Schweigende Katholiken, widerständige Protestanten?

31. August 2015


Andreas Püttmann klärt über die unterschiedliche Rolle der Konfessionen in der Wendezeit 1989/90 auf. Im Ergebnis steht: Es war eher umgekehrt.

Die Frage, welche Rolle „die“ Kirche in den verschiedenen Phasen nicht-demokratischer Staatsform, die es in den letzten 150 Jahren auf deutschem Boden gab, welche Rolle „die“ Kirche also im Kaiserreich, im Nationalsozialismus und in der DDR spielte, muss konfessionell unterschiedlich beantwortet werden. Denn ein Blick in die Geschichte zeigt, dass der Protestantismus viel weniger Probleme hat, sich auf die Politik des Staates einzulassen, sei diese auch monarchistisch, faschistisch oder sozialistisch orientiert. Aufgrund seiner landeskirchlichen Organisationsstruktur weist er insgesamt weit mehr Berührungspunkte mit der Weltlichkeit auf, die ihn im Fall des Falles kompromitieren.

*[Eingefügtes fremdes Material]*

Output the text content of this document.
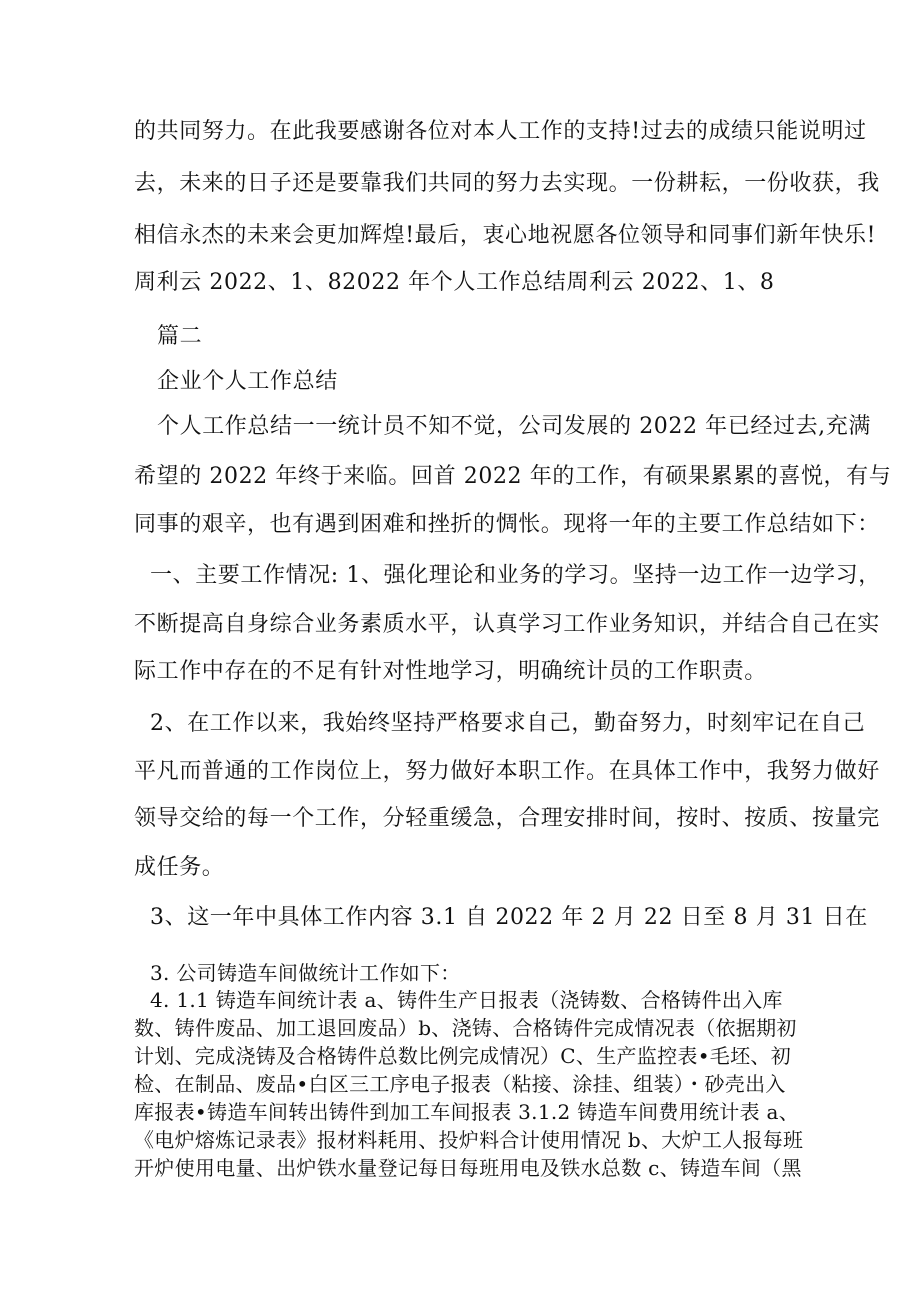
的共同努力。在此我要感谢各位对本人工作的支持!过去的成绩只能说明过
去，未来的日子还是要靠我们共同的努力去实现。一份耕耘，一份收获，我
相信永杰的未来会更加辉煌!最后，衷心地祝愿各位领导和同事们新年快乐!
周利云 2022、1、82022 年个人工作总结周利云 2022、1、8
篇二
企业个人工作总结
个人工作总结一一统计员不知不觉，公司发展的 2022 年已经过去,充满
希望的 2022 年终于来临。回首 2022 年的工作，有硕果累累的喜悦，有与
同事的艰辛，也有遇到困难和挫折的惆怅。现将一年的主要工作总结如下：
一、主要工作情况: 1、强化理论和业务的学习。坚持一边工作一边学习，
不断提高自身综合业务素质水平，认真学习工作业务知识，并结合自己在实
际工作中存在的不足有针对性地学习，明确统计员的工作职责。
2、在工作以来，我始终坚持严格要求自己，勤奋努力，时刻牢记在自己
平凡而普通的工作岗位上，努力做好本职工作。在具体工作中，我努力做好
领导交给的每一个工作，分轻重缓急，合理安排时间，按时、按质、按量完
成任务。
3、这一年中具体工作内容 3.1 自 2022 年 2 月 22 日至 8 月 31 日在
3. 公司铸造车间做统计工作如下：
4. 1.1 铸造车间统计表 a、铸件生产日报表（浇铸数、合格铸件出入库
数、铸件废品、加工退回废品）b、浇铸、合格铸件完成情况表（依据期初
计划、完成浇铸及合格铸件总数比例完成情况）C、生产监控表•毛坯、初
检、在制品、废品•白区三工序电子报表（粘接、涂挂、组装）・砂壳出入
库报表•铸造车间转出铸件到加工车间报表 3.1.2 铸造车间费用统计表 a、
《电炉熔炼记录表》报材料耗用、投炉料合计使用情况 b、大炉工人报每班
开炉使用电量、出炉铁水量登记每日每班用电及铁水总数 c、铸造车间（黑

Der ultramontane, also auf Rom gerichtete Katholizismus hat demgegenüber viel größere Schwierigkeiten, sich nationalstaatlich vereinnahmen zu lassen. Ein „kaisertreues“, „deutsches“ oder „sozialistisches“ Christentum kann es mit der Katholischen Kirche nicht geben. Der Papst ist dem Katholiken immer wichtiger als Kaiser, Kanzler, Führer oder auch als der Staatsratsvorsitzende. Mit Teilen der evangelischen Kirche ließ sich da schon eher paktieren, wie die antikatholische Kulturpolitik Bismarcks, die „Deutschen Christen“ an der Seite Hitlers oder auch das protestantische Konzept einer „Kirche im Sozialismus“ zeigen. Die Katholische Kirche erwies sich in Monarchie und Diktatur als wesentlich sperriger.

Ironischerweise ist die Wahrnehmung gerade umgekehrt: Der Katholizismus gilt als Freund der Totalitarismen aller Couleur, weil er selbst ein totalitäres Organisationsprinzip hat und ohnehin „von gestern“ ist. Auf den Gedanken, dass das Gestern nur aus der heutigen Sicht „von gestern“ ist (alle Diktatoren des 20. Jahrhunderts wollten vor allem eines sein: modern – für ein neues Morgen) und dass den Katholizismus gerade seine Hierarchie und sein verbindliches Lehramt vor dem Einfluss der (anderen) Totalitarismen schützt, weil es dem Katholiken an der Basis Abgrenzungsmöglichkeiten verschafft, auf diesen Gedanken kommen viele Menschen nicht.

Dagegen ist der Protestantismus aufgrund seiner Geschichte weit anfälliger gegenüber der Rhetorik des Neuen und Modernen, ja, er konstitutiert sich gerade aus der Verpflichtung gegenüber dem Neuen und Modernen – unabhängig davon scheinbar, was das inhaltlich im einzelnen bedeutet. Es wundert nicht, dass die evangelischen Widerstandskämpfer gegen das NS-Regime, etwa Dietrich Bonhoeffer, auch mit der Institution Landeskirche, ja, sogar mit dem Religionsbegriff ihre Mühe hatten, dass also auch schon lange vor der Gründung der „Deutschen Christen“ (1932) oftmals eine innere Abgrenzung zu einem für totalitäre Modernismen anfälligen Protestantismus stattgefunden hatte, ehe sich diese in den basisgemeindlichen Strukturen der Bekennenden Kirche sichtbar äußerte.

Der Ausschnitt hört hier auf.